Building an Antiracist Community
Musical Chairs, Scarcity and Replacement Theory
Musical chairs is a game most of us likely played at some time or other. Chairs are placed in a couple of rows; back-to-back with one less than there are participants. Someone turns on the music, and the players begin circling the two rows. When the music is abruptly stopped, everyone hustles to grab a chair. The person who fails to get their posterior on a chair is out of the game. Another chair is removed, and the game continues until there remains only one chair and two participants.
Musical chairs is based on the premise of scarcity, meaning there is not enough for everyone. The winner is the one who is quickest at grabbing the remaining chair.
While musical chairs can be a fun, competitive game, it also illuminates a perceived challenge we often face when it comes to living in a community. If our dominant model for living is one of scarcity then everyone else is our competitor for whatever resource we deem to be in short supply.
The softer version of this scarcity model can be seen in congregations and community groups that have a difficult time welcoming new members or participants out of fear that in doing so they will lose something of value. It is OK if new people come and watch the game, stand around on the sidelines so to speak. But the minute they say they would like to get involved, members operating out of a sense of scarcity experience a threat to their leadership, their voice, or whatever it is that gives their involvement meaning. Scarcity insists that someone is going to be left out. There simply aren’t enough chairs.
The hard version of this scarcity model is seen in the pernicious notion of “replacement theory”, which is a growing and influential scare tactic of white supremacist groups and is given full-throated support by prominent people like Fox News celebrity Tucker Carson as well as various far-right politicians, including the senator next door, Ron Johnson from Wisconsin. Replacement theory doubles down on a feeling of scarcity by insisting those groups perceived as outsiders will take the chairs which rightfully belong to the insiders.
“Jews will not replace us”, was the rallying cry of the white supremacists that descended on Charlottesville, Virginia, with the violent intent of stopping the removal of Robert E Lee’s statue, a hero of the Confederacy and today’s white supremacists. In this twisted aberration of musical chairs, straight white males are being replaced and left out by Jews, Black, Indigenous and people of color, and the LGBTQ+ community. The far-right terrorist who killed 23 people in El Paso, Texas, drove 10 hours in order to “stop the Hispanic invasion of Texas.” He specifically referenced replacement theory. The young gunman who executed 10 people in a Black neighborhood of Buffalo, New York, specifically referenced the replacement theory. It was 31 white supremacists driven by this same ideology that was recently arrested in Idaho with plans of attacking a Gay Pride Parade.
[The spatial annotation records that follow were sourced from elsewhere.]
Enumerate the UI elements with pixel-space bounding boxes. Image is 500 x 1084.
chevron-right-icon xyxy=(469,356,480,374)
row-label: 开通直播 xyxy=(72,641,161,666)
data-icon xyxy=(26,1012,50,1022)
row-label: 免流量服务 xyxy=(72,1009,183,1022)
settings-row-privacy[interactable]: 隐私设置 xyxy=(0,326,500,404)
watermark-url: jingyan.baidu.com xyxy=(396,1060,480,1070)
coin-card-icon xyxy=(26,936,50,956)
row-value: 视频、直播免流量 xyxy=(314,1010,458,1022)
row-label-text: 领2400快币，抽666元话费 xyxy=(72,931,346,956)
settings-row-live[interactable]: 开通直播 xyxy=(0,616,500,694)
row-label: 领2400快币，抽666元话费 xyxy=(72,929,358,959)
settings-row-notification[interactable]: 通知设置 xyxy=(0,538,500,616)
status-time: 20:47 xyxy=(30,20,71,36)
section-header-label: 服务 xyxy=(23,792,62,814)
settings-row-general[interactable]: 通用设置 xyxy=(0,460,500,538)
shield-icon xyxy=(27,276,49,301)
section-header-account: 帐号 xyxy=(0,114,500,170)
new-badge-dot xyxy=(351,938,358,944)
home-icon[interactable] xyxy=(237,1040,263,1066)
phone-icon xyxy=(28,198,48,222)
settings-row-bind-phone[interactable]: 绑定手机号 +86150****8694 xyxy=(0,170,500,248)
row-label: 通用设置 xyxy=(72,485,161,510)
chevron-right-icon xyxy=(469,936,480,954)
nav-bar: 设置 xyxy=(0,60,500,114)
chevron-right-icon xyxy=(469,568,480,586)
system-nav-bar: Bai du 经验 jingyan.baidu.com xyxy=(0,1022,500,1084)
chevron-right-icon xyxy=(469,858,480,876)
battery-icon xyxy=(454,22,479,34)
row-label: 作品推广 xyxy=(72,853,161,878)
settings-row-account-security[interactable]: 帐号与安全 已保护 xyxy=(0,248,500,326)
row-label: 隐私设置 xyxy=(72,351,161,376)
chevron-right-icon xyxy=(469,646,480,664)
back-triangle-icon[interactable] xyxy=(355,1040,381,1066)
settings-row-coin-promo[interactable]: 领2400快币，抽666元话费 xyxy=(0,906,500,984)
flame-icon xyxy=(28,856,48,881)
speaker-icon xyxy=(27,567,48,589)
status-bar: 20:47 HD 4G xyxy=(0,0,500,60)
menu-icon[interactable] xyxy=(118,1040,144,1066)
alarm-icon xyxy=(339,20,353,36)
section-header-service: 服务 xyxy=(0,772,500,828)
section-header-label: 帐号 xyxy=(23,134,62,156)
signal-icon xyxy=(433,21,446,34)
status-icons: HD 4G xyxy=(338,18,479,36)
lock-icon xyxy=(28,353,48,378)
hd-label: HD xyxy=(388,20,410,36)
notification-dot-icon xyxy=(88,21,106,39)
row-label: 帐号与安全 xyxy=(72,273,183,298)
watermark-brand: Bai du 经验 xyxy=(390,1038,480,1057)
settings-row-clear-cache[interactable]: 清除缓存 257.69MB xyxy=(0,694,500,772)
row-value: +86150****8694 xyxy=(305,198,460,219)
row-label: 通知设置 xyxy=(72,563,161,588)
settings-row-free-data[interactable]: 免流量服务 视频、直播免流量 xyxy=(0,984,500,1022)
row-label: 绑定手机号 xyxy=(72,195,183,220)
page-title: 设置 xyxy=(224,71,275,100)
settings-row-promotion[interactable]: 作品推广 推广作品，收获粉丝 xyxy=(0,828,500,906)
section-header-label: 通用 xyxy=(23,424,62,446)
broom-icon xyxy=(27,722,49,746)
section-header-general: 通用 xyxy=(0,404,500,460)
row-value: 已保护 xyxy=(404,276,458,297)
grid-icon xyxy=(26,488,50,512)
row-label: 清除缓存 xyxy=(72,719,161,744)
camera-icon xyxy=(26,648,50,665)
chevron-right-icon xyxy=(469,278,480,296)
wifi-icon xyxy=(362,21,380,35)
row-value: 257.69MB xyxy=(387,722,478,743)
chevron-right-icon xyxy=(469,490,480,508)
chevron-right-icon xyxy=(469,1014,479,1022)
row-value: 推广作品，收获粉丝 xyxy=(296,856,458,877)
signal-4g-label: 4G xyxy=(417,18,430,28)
Senator Ron Johnson, Tucker Carlson, and the many others instilling fear of being a musical chairs loser would likely deny being a white supremacist. But it is difficult, if not impossible to find any daylight between their rhetoric and the rhetoric of white supremacists that resort to violence. Carlson stated on air that Joe Biden wants to “change the racial mix of the country” and “reduce the political power of people whose ancestors lived here.” Ron Johnson said it was the Democrats’ goal to “remake the demographics of this country so they can stay in power”.
The irony of replacement theory is, of course, more than apparent to First Nation people who suffered genocide and literal replacement at the hands of white settlers. Besides the inherent racism of replacement theory, the common denominator of the soft version and the hard version of scarcity is the firm belief there is not enough for everyone and therefore some have to be losers.
Musical chairs can be a fun game, but as a framework for how we live in a community, there are no winners, only losers. We miss out on the gifts, the talents, the contributions of those who have been denied a chair, and we are forced to live with the anxiety we may someday be among them. The ready-at-hand alternative is to grab an extra chair, expand the circle and live knowing there is enough for all.
Tim Johnson is a retired pastor of the United Church of Christ.